Personal information
- Born: 1 July 2006
- Died: 27 September 2024 (aged 18) Zurich, Switzerland

Team information
- Disciplines: Mountain biking; Road; Cyclo-cross;
- Role: Rider

Medal record
Representing Switzerland
Women's mountain bike racing
European Championships
| Bronze medal – third place | 2024 Cheile Grădiștei | Mixed relay |

= Muriel Furrer =

Swiss cyclist (2006–2024)

Muriel Furrer (1 July 2006 – 27 September 2024) was a Swiss mountain biker, road cyclist, and cyclo crosser. She won a bronze medal in the mixed relay at the 2024 European Mountain Bike Championships. In road cycling, she was the runner-up at the national junior championships in both the time trial and road race events.

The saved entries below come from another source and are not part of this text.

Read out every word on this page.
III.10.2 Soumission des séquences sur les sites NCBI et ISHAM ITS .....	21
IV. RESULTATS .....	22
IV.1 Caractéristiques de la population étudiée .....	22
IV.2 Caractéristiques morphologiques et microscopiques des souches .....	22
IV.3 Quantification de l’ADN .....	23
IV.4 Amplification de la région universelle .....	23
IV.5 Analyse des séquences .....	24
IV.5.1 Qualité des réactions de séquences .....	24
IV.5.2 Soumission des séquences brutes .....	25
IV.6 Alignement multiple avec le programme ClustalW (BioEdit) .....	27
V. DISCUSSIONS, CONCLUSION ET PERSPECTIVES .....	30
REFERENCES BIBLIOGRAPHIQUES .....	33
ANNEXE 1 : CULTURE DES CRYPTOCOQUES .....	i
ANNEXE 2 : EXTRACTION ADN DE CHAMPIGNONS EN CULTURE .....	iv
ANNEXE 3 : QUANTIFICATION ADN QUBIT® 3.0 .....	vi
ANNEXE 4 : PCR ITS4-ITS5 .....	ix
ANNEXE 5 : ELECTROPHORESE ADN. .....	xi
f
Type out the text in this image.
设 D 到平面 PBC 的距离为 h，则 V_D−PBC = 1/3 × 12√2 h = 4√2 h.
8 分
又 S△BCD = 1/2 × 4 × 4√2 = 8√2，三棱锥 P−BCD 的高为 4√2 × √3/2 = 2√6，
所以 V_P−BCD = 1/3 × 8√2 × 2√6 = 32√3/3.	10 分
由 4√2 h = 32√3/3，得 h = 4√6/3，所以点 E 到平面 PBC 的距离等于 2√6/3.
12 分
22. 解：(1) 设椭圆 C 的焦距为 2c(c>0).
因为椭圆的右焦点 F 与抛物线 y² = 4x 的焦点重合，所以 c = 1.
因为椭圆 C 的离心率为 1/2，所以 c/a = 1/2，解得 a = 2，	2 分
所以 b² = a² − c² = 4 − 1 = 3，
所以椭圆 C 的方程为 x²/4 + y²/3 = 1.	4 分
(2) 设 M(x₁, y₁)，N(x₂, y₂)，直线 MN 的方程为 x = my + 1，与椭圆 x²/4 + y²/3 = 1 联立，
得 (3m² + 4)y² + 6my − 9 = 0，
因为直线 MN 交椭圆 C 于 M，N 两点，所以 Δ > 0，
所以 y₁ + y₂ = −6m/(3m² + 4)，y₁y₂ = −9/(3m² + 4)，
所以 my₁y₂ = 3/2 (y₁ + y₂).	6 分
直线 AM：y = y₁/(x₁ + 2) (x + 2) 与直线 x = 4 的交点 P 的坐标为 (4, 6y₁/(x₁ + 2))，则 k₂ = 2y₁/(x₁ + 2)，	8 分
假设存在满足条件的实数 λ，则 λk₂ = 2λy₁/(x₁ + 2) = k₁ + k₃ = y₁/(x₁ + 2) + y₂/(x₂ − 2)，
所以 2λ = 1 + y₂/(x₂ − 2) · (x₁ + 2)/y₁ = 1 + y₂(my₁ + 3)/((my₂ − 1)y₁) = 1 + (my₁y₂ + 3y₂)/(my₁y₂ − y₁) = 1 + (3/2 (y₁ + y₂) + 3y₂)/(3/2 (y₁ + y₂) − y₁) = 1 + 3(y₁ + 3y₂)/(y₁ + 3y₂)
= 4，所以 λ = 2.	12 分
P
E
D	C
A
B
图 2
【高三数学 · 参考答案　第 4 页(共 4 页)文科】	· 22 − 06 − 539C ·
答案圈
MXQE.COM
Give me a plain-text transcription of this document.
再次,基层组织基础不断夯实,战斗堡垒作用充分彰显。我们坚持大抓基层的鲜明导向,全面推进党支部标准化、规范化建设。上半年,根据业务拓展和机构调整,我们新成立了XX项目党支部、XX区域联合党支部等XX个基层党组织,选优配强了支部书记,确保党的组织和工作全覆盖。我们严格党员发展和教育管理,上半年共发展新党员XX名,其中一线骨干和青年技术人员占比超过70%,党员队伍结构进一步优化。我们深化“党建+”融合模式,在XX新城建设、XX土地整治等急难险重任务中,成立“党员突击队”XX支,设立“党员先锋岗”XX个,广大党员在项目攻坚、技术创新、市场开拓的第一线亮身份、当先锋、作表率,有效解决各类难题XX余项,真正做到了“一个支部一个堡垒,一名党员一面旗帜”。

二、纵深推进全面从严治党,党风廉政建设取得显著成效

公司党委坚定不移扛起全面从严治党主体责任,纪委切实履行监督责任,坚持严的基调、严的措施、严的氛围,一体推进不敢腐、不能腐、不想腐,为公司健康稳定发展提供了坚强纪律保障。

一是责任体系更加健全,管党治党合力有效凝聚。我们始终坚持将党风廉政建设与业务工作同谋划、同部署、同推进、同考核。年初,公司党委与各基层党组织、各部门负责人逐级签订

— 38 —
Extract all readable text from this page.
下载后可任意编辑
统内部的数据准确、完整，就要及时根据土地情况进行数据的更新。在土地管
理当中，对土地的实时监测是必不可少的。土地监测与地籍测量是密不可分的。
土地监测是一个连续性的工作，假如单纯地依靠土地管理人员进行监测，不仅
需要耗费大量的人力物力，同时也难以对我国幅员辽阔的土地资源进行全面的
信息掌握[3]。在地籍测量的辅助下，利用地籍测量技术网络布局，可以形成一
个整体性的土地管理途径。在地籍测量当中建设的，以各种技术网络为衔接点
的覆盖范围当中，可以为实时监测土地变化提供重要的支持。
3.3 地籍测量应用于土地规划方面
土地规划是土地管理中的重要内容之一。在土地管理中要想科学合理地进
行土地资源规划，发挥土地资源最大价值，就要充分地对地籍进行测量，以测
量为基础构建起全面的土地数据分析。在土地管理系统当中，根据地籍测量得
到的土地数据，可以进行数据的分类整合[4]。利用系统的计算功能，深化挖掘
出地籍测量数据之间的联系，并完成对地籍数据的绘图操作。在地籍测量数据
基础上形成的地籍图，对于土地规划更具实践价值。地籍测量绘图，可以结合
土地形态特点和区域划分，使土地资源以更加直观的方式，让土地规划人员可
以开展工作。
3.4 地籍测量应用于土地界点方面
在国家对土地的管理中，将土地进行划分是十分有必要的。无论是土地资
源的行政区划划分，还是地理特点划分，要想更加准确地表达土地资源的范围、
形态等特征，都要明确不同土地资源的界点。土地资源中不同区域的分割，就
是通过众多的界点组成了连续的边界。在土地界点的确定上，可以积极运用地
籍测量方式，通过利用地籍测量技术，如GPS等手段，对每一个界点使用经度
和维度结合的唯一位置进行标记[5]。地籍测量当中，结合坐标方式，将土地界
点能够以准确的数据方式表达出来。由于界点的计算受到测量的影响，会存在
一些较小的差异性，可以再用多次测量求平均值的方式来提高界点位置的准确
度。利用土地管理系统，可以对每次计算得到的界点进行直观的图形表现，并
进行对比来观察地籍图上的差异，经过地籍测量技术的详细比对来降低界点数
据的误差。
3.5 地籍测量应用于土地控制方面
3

Furrer died from severe skull and brain injuries sustained in a crash during the 2024 UCI Road World Championships on 27 September 2024, at the age of 18. Her crash was not witnessed by anybody, and she was not found for more than an hour. At 11:09, the first cyclists passed the Sechseläutenplatz for the first time; Furrer's split time was not recorded. At 11:54, the race ended with Cat Ferguson as the winner. At 12:15 the men's paracycling race was started as scheduled, on a route that passed by the crash site. Furrer was found by security personnel who went searching for her. At 12:45, TV images of the paracycling race showed several police cars and an ambulance near the site.

The UCI released a statement saying that all World Championships races would be cancelled. However, the event was continued at the express request of Furrer's parents and family, with a series of tributes and memorials.